Before The Punisher could toss the guy off the roof though, Daredevil stepped in and the two had it out. There was also a brief exchange of ideas. Of course, it's hardly a deep analysis of the moral issue of what methods we should take in dealing with society's criminals. However, it illustrated what made guys like Daredevil and Spider-Man less miserable people than The Punisher. They understood that you don't get to be the good guy when you don't hold yourself to a higher standard than the bad guy.

How does this continue to affect me? Well, I'm the kind of guy who cares about what's true and what isn't. There are many things that I speak out against, and usually my biggest complaint is with the lies that people tell. I often say things along the line of, "If you have to lie to make your point, maybe you don't have a point that's worth making."

And I find myself getting even more upset when people whom I see as being on "my side" of various issues engaging in the act of lying to further a cause that I believe in.

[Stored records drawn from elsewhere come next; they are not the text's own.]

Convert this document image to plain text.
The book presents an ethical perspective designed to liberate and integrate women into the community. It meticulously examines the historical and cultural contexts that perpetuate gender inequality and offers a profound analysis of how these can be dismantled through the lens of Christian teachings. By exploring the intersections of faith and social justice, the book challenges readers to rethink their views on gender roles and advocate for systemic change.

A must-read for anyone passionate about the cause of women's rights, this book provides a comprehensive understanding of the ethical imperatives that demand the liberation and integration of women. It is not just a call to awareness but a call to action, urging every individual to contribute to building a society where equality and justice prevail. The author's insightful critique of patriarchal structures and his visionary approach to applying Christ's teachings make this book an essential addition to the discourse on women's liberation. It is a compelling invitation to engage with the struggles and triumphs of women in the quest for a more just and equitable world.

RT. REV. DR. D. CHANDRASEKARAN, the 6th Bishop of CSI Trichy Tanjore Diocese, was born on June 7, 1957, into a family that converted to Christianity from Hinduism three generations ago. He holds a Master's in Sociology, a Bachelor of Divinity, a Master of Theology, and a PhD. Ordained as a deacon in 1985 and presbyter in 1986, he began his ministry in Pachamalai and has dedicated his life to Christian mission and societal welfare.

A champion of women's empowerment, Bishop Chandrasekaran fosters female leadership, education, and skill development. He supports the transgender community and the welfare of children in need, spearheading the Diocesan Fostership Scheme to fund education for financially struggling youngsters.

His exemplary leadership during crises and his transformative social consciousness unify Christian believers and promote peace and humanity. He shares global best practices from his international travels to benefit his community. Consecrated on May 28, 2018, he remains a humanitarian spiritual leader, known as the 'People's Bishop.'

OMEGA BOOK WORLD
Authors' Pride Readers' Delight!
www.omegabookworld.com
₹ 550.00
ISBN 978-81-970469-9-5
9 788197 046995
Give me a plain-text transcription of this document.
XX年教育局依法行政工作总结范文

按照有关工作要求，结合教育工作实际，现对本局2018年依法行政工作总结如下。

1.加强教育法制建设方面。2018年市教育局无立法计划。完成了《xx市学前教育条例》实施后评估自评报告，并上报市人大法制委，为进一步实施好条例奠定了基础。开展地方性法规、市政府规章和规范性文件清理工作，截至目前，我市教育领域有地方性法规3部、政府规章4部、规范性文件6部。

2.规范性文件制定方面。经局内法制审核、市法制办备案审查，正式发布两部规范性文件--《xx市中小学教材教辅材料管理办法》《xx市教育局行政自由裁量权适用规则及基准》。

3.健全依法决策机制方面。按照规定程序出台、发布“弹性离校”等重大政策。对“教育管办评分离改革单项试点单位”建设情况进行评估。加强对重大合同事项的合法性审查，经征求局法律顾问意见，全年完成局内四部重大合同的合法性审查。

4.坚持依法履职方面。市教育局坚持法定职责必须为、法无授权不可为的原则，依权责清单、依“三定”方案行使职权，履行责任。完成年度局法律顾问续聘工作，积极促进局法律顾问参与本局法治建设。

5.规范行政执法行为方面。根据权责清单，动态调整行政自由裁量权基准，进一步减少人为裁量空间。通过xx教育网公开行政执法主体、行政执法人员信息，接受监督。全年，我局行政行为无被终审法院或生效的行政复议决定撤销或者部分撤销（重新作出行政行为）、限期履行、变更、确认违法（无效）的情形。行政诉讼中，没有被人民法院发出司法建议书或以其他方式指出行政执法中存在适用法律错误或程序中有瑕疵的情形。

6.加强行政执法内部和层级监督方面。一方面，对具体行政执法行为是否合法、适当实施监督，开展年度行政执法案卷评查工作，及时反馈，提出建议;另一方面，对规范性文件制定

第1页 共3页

One of the most egregious examples of this, as I've noted before, is the movie Zeitgeist. I still see my fellow nonbelievers cite this movie as an example of how to debunk Christianity. (I think that Bill Maher's Religulous repeated a lot of the inaccuracies that the film noted as well.) I also really need to stop seeing the whole "The Jesus story is a ripoff of the Horus myth!" meme going around Facebook.

The point is, I think that my side has a strong enough case on its own. No need to repeat nonsense. But when you point that out to some folks, they don't seem to care if they're repeating something that's untrue. Just like The Punisher, the ends justifies the means, and it doesn't matter so long as it's a "win" for their side. I have such a hard time with that because one of my major issues with religion is that I think that it's dishonest. You can't fight dishonesty by engaging in more of it.

I could list other examples of this happening with other issues. Thankfully, I can find lots of other folks who feel the same as I do. (Notice that the link I provided that debunks Zeitgeist is from an atheist website?) Still, I feel too often that for too many it's more important how you line up with the tribe and if you can score points against the other side whether honestly or not.

This is also why I scratched my head in disbelief when I heard people defend things like the Patriot Act and government overreach after 9/11. I actually heard somebody say that we need to make some sacrifices in order to "preserve our way of life". So, we need to sacrifice our way of life to preserve our way of life? How the hell does that make sense?

Is it possible that I would have this same regard (maybe even obsession) for intellectual honesty and fairness if I had never read comic books? Perhaps. But I gotta admit, I often think about Daredevil and The Punisher fighting on a rooftop when these sorts of issues come up.